Beschreibung
Bei der unvollständigen Vereinigung der Oberarmgelenksrolle (IOCH) handelt es sich um eine Erkrankung des Ellbogengelenks, bei der die innere und äußere Gelenkrolle des Oberarmknochens während der Wachstumsphase nicht zusammenwachsen.Normalerweise erfolgt der Schluß dieser Wachstumsfuge im Alter von etwa 10 Wochen. Die Pathogenese ist noch nicht genau bekannt, es wird ein Zusammenhang mit der Ellbogendysplasie diskutiert.
In der Literatur wird die IOCH in größerer Anzahl bei Spanielrassen beschrieben und es wird ein polygener Erbgang vermutet. Aber auch bei anderen Rassen wird die Erkrankung beschieben, jedoch im Vergleich zu anderen Erkrankungen des Ellbogengelenks relativ selten.
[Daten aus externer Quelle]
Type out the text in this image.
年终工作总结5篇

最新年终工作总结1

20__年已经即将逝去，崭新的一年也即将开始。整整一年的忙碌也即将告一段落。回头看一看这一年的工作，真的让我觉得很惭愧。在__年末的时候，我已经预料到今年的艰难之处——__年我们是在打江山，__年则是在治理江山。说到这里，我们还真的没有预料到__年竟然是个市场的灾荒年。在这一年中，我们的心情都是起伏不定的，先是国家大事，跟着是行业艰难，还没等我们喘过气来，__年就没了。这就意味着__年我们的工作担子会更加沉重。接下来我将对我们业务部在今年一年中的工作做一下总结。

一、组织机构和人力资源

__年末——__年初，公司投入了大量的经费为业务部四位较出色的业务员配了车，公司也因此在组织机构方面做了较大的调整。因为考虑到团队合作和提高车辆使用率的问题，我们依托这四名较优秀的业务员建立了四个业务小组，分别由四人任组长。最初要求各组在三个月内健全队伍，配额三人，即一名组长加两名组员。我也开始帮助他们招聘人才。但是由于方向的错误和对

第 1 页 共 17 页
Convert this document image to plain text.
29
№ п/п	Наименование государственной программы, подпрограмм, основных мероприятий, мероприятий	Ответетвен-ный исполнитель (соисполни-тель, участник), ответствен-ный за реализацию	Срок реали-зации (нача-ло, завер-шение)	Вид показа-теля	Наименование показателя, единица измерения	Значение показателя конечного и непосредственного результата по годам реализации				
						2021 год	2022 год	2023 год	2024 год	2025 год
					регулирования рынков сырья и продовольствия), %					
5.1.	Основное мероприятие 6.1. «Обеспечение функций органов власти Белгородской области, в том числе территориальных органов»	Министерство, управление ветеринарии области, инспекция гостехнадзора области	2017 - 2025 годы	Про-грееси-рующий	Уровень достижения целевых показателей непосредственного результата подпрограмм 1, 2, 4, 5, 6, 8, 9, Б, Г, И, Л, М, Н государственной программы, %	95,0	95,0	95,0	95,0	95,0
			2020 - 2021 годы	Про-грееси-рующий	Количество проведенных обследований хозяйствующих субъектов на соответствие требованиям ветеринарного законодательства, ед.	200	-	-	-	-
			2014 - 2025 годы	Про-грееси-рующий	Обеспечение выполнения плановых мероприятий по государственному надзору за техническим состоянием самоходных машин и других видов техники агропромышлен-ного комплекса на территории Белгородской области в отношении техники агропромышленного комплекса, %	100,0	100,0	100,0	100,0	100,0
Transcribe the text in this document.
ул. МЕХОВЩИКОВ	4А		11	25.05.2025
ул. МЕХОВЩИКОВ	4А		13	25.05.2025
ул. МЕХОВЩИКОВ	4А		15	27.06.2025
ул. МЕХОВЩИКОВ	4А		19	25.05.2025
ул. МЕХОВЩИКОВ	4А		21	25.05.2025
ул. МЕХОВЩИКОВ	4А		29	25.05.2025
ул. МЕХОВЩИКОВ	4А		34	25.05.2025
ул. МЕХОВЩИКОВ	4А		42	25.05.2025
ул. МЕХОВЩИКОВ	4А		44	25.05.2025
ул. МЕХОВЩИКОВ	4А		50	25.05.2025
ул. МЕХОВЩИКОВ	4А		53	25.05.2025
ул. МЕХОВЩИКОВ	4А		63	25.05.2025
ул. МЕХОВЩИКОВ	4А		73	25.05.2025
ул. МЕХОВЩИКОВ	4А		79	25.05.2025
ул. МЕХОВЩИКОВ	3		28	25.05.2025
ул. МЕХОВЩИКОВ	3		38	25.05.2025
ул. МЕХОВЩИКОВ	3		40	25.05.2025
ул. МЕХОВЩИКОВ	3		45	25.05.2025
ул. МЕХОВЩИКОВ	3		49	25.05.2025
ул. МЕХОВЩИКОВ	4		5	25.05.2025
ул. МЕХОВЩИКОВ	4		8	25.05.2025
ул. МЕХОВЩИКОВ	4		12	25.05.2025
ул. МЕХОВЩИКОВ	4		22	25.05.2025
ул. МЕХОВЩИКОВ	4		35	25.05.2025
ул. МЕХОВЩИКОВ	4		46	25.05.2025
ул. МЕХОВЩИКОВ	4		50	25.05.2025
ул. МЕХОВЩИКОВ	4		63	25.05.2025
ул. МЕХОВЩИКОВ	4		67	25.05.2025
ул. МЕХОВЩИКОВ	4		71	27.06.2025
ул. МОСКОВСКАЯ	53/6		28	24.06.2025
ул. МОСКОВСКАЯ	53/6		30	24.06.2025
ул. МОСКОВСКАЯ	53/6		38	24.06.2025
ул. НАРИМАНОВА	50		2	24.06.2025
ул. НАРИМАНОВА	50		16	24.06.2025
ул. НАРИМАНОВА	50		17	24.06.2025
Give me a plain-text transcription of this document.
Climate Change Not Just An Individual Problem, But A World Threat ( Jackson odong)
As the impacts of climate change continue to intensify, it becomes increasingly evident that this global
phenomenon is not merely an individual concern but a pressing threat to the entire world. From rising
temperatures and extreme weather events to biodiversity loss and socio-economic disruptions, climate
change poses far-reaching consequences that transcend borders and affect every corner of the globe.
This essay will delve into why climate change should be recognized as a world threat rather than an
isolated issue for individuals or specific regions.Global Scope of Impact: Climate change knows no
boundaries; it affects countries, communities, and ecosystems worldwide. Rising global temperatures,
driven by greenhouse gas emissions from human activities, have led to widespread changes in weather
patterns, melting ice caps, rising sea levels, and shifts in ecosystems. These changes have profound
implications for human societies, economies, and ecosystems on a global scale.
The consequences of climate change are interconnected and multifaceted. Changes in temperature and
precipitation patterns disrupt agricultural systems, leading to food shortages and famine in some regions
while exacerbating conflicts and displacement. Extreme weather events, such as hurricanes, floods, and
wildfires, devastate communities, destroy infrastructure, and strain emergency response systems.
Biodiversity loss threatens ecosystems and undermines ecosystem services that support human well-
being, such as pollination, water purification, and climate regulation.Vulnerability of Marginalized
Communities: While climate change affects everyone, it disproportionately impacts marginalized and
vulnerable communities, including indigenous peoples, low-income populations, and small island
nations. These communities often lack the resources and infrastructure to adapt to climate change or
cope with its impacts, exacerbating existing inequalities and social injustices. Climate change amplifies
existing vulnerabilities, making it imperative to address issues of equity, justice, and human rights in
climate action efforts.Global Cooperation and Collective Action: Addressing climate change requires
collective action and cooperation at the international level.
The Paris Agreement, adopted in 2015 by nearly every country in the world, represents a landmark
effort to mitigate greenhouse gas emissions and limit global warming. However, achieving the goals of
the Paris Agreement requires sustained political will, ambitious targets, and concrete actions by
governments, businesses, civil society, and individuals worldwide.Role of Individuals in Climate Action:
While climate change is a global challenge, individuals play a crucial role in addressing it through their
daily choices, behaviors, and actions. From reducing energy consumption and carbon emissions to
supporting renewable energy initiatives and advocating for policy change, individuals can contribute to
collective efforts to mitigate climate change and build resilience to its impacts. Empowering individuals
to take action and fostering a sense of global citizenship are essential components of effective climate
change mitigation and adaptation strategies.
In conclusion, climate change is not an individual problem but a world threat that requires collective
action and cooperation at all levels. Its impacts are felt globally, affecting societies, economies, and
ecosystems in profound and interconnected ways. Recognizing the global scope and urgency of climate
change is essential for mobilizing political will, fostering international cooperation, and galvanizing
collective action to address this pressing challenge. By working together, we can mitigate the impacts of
Durch die verbleibende Wachstumsfuge resultiert eine Schwächung der Oberarmgelenkrolle und eine vermehrte Beweglichkeit der beiden Anteile der Gelenkrolle während starker Belastung. Der Gelenkknorpel entlang der Fuge reisst durch die vermehrte Beweglichkeit ein und durch Eindringen von Gelenkflüssigkeit in den Spalt kann eine Schmerzhaftigkeit mit Lahmheit resultieren.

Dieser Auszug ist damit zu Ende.